I am not sure what to expect. I am hopeful that all will go well and that we will like the team, but I must admit that it feels difficult to contemplate trusting another team. We have so much respect for our doctor in Ontario. It does help that the US doc and our doc know each other. My fear is that I will be treated like a number. For example, the whole question of taking lu.pron or another suppressor comes up in my head a lot. You will remember that I successfull argued against taking supre.fact during our first DE IVF cycle. I am concerned that taking a suppressor introduces too much noise in the equation for absolutely no benefit. There is nothing to suppress in my reproductive system. My pituitary gland is not sending down any LH or FSH. My ovaries most often cannot be visulazed on ultrasound. The doctor asked if my FSH was high, which is what any educated person would assume when seeing the diagnosis of premature ovarian failure. But I find that a poor diagnostic approximation for my condition. I have never ovulated. I will never ovulate. My body has never made gonadotropins. I know that's an abheration, but it's the hand I was delt. So when the doc insists on me having to take Lu.pron, not knowing how my body will respond to something it absolutely doesn't require for the procedure to be successful, I think I will have to put up a stink.

It's one thing to put up a stink with people you know, people who have treated you for years, people who already believe you are an educated and competent person. It's another thing to put up a stink with people who don't know you and might think you're a little bit spun. (which I am, really).

Anyway, I just broke my own rule by writing a blog post at work. But truth be told, I am underwhelmed at my new job and I don't have enough to do. So I feel justified.

How did it feel for you when you changed doctors and medical teams along your IF journey? Do you have any advice you think is important for me to know?

Wednesday, December 7, 2011

the due date

According to one IVF site, my due date was December 6. According to the nurse in our program, it was December 8. Sandwiched in between, I thought I'd submit a post to register the nonevent. A miscarriage. Months that have gone by where I imagined myself at different stages of pregnancy. And now the week, the day(s) where briefly, it was expected that we would welcome a baby into the world.

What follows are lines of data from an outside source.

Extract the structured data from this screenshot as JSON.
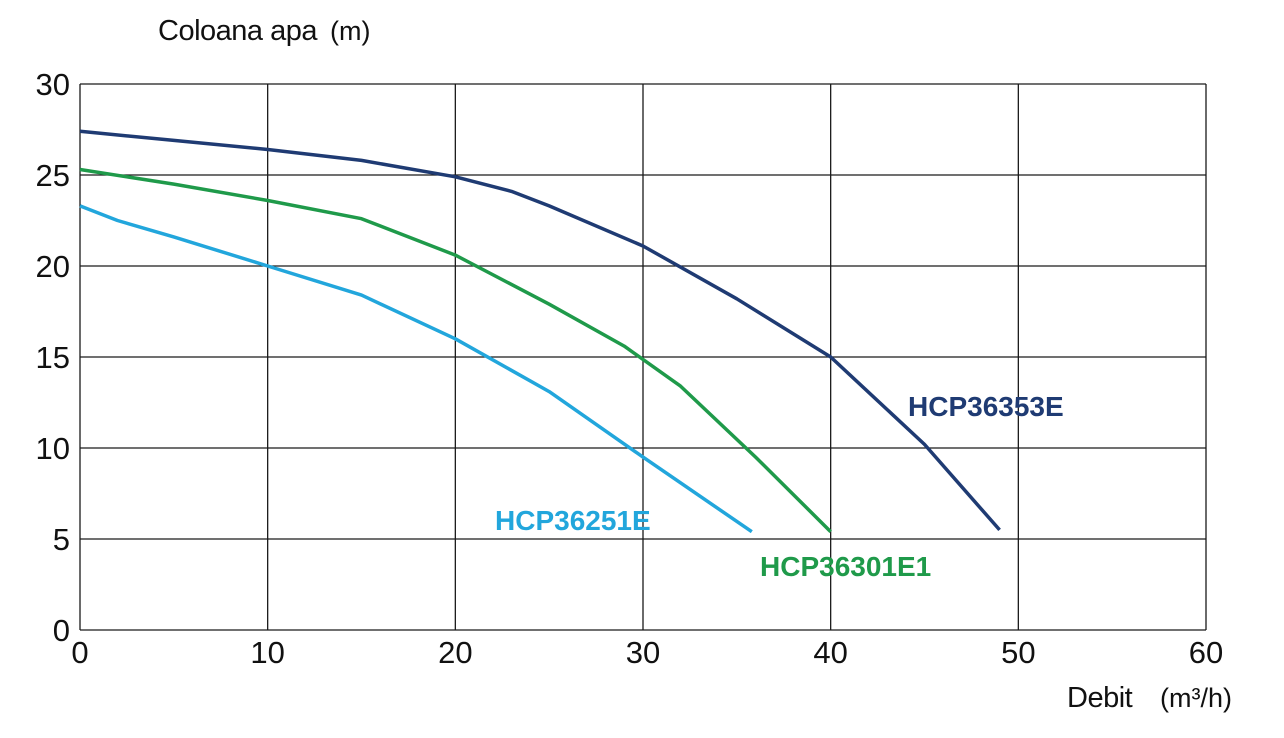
{
  "chart_data": {
    "type": "line",
    "ylabel": "Coloana apa",
    "ylabel_unit": "(m)",
    "xlabel": "Debit",
    "xlabel_unit": "(m³/h)",
    "xlim": [
      0,
      60
    ],
    "ylim": [
      0,
      30
    ],
    "x_ticks": [
      0,
      10,
      20,
      30,
      40,
      50,
      60
    ],
    "y_ticks": [
      0,
      5,
      10,
      15,
      20,
      25,
      30
    ],
    "grid": true,
    "series": [
      {
        "name": "HCP36353E",
        "color": "#1f3b73",
        "x": [
          0,
          5,
          10,
          15,
          20,
          23,
          25,
          30,
          35,
          40,
          45,
          49
        ],
        "y": [
          27.4,
          26.9,
          26.4,
          25.8,
          24.9,
          24.1,
          23.3,
          21.1,
          18.2,
          15.0,
          10.2,
          5.5
        ]
      },
      {
        "name": "HCP36301E1",
        "color": "#1f9a4a",
        "x": [
          0,
          5,
          10,
          15,
          20,
          25,
          29,
          32,
          36,
          40
        ],
        "y": [
          25.3,
          24.5,
          23.6,
          22.6,
          20.6,
          17.9,
          15.6,
          13.4,
          9.5,
          5.4
        ]
      },
      {
        "name": "HCP36251E",
        "color": "#22a6dc",
        "x": [
          0,
          2,
          5,
          10,
          15,
          20,
          25,
          30,
          35.8
        ],
        "y": [
          23.3,
          22.5,
          21.6,
          20.0,
          18.4,
          16.0,
          13.1,
          9.5,
          5.4
        ]
      }
    ]
  }
}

I visited my beloved therapist today. I talked about a lot of crap, but each time he brought me back to what this is: the due date. I want to avoid it, I said. We all want to get away from our pain, don't we, but you told me when we booked the appointment that it was the day before the due date. You wanted me to remember. 

Yes, beloved therapist. Yes. Remind me. Don't let me run from my pain, from my own experience. It's not much, but it's all mine.

Yes, beloved therapist. I wanted you to hold it for me. It's so hard to hold it by myself.

I feel like I said goodbye to owlet in June. In a way, I do not picture owlet having lived. He didn't. It was final. Unequivocal. I feel like this grim anniversary is not just for the little life that could have been but wasn't. It's also a marker of our failure to become parents.

I feel sad about not being able to honour Sattva's gift. I know it's nothing I did or didn't do. I just wish it could have worked.

I won't stay in this grief forever. We are moving on to the next steps. But I know that I need to pause now and mark this due date before I move on with our story.